ただ今のところ(注:昨年3月時点)『ツイステ』のテーマはまだ掴めていないので、そこは追加シナリオを待ちたい。
ヴィランにも一面の美徳があり、ねじれた世界では彼らが称えられているかもしれない」的なテーマなのか。それとも、「悪役が成敗されなかった世界線では彼らが偉人になっているが、それでも彼らは否定すべき悪なのだ」という帰結に持っていくつもりなのか。

魔法学園もの

物語の舞台は魔法学校ナイトレイブンカレッジなのだが、誤解を恐れずものすごく大雑把に言うなら「ハッフルパフのいないホグワーツ」である。……だいぶ語弊がある気はする(し、ハッフルパフのいないホグワーツはだいぶいやだ)が、ハリポタを履修済みなら理解がスムーズなのは間違いないはず。

キャラクターデザイン

これは完全にみんなビジュアルが良すぎる。しかも主従・正反対の双子・幼なじみ・兄弟などの関係性からチャラ男・料理好き・ナルシスト・オタクといった属性まで、信頼と実績の要素をこれでもかと詰め込んでくる。そして、キャラクターそれぞれが何かしらの事情を抱えている。これまた王道の要素だ。

いろいろ網羅しているので、ほとんど誰でもたぶんひとりはハマるキャラがいると思う。ちなみにわたしはジャミルが好きです。

リズミック

このゲームには「リズミック」というリズムゲーム要素があるのだが、これがややこしい。ハードモードが難しすぎる。といってもハチャメチャな連打が必要なわけでもなく、たぶん『太鼓の達人』でこの譜面なら初級者でもクリアできるレベル……なのだが、画面が見づらい。

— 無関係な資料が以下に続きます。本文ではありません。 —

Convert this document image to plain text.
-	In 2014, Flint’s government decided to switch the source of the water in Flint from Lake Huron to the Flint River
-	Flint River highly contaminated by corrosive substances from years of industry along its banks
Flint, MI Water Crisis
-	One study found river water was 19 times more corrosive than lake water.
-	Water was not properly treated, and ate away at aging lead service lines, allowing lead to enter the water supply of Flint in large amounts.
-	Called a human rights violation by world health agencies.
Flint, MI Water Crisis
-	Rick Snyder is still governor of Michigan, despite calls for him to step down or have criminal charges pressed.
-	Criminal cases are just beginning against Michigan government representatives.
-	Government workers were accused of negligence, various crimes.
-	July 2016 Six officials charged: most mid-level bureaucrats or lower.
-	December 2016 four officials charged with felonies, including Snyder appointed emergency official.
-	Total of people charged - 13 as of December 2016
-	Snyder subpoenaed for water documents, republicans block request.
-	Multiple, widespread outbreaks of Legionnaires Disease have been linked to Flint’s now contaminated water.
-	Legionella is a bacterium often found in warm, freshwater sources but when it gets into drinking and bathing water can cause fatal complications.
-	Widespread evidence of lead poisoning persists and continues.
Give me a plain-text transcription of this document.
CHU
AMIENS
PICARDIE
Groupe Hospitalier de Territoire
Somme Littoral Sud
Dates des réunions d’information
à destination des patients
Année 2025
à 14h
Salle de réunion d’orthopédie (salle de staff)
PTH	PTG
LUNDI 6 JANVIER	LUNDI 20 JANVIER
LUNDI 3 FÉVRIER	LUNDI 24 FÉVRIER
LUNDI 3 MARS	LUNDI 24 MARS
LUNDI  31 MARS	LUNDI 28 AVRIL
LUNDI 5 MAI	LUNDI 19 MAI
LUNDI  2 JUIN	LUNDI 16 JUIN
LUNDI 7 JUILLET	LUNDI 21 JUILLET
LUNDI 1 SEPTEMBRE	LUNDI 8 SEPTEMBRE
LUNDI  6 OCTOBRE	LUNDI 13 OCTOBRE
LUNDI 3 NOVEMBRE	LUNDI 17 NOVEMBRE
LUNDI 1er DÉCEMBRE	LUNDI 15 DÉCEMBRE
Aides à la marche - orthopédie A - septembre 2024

特に紫のリズミック(薔薇の樹を塗る回など)のシステムは視覚的な複雑さが顕著。

  • ノーツ(音符)が画面に出てから、押すべきタイミングまでにタイムラグがある
  • タイムラグが完全に一定ではなく、ノーツごとに異なる
  • ノーツ中央に書かれた数字の順番にタップする必要があるのだが、一度に7つくらい出てくる
  • ノーツ、数字、タイムラグを示すリング、動く背景や光など視覚的要素が多い

という鬼仕様。

特に、数字の順番にタップするやつは人間工学への反逆かと思うレベル。チンパンジーが認知系の実験でやる「画面に一瞬だけたくさん数字が表示され、それを数字の順番通りにタップしていく」やつをやっている気分。本来ヒトにはあまり向いてないタイプの課題だ……

いや、ポジティブに考えよう。これだけ難しい課題をゲームとしてこなしていれば、知らないうちに視覚的・聴覚的な認知能力が鍛えられるかもしれない。チンパンジーを見習おう。

シナリオ

キャラクターはそれぞれの事情を抱えているので、シナリオも必然的に、キャラクターの事情をフィーチャーしたものになる。シナリオの筋はかなりストレートで分かりやすく、サクサクプレイしながらキャラクターの絆を楽しめる。
個人的に気になっているのが、シナリオの結末だ。これはネタバレになってしまうのだが、現時点で公開されているシナリオ(注:2章まで)においてはキャラクターの葛藤が描かれるものの、それは最後まで全く解決されない。

彼らの抱える問題は根本的には解決していないし、葛藤は緩むものの精神的な課題も手をつけられないまま。彼らは自分を抑圧する人物への対抗策を見つけていない。ただ、自分を心から心配して大切に思ってくれる仲間の存在に気付き、キャラクター同士の絆が深まるという救いが確かにある。
ジュブナイルものとしては確かに良い落としどころだと思う。だけどある意味、「外は理不尽で抑圧的で僕らにはどうしようもないけど、寮の中は安心できる場所」みたいな構図になってしまっている。仲間のいる学校は、彼らにとってシェルターとして機能しているのでは……

この、現実の問題への対抗策には言及せず、葛藤の表出と仲間の支えに解決を見いだすスタイル。何か狙いがあってやっているのだとしたら、これからのシナリオがめちゃくちゃ気になる。

もしかしたら、ソシャゲの性質上の制約でそういうシナリオになっているだけの可能性もあるが……。進行度がプレイヤーによってバラバラな性質上、「このシナリオの前後でキャラの性格が激変」みたいな展開を入れづらいため。

そこも今後はっきりしてくると思うので、ぜひとも見守っていきたいです。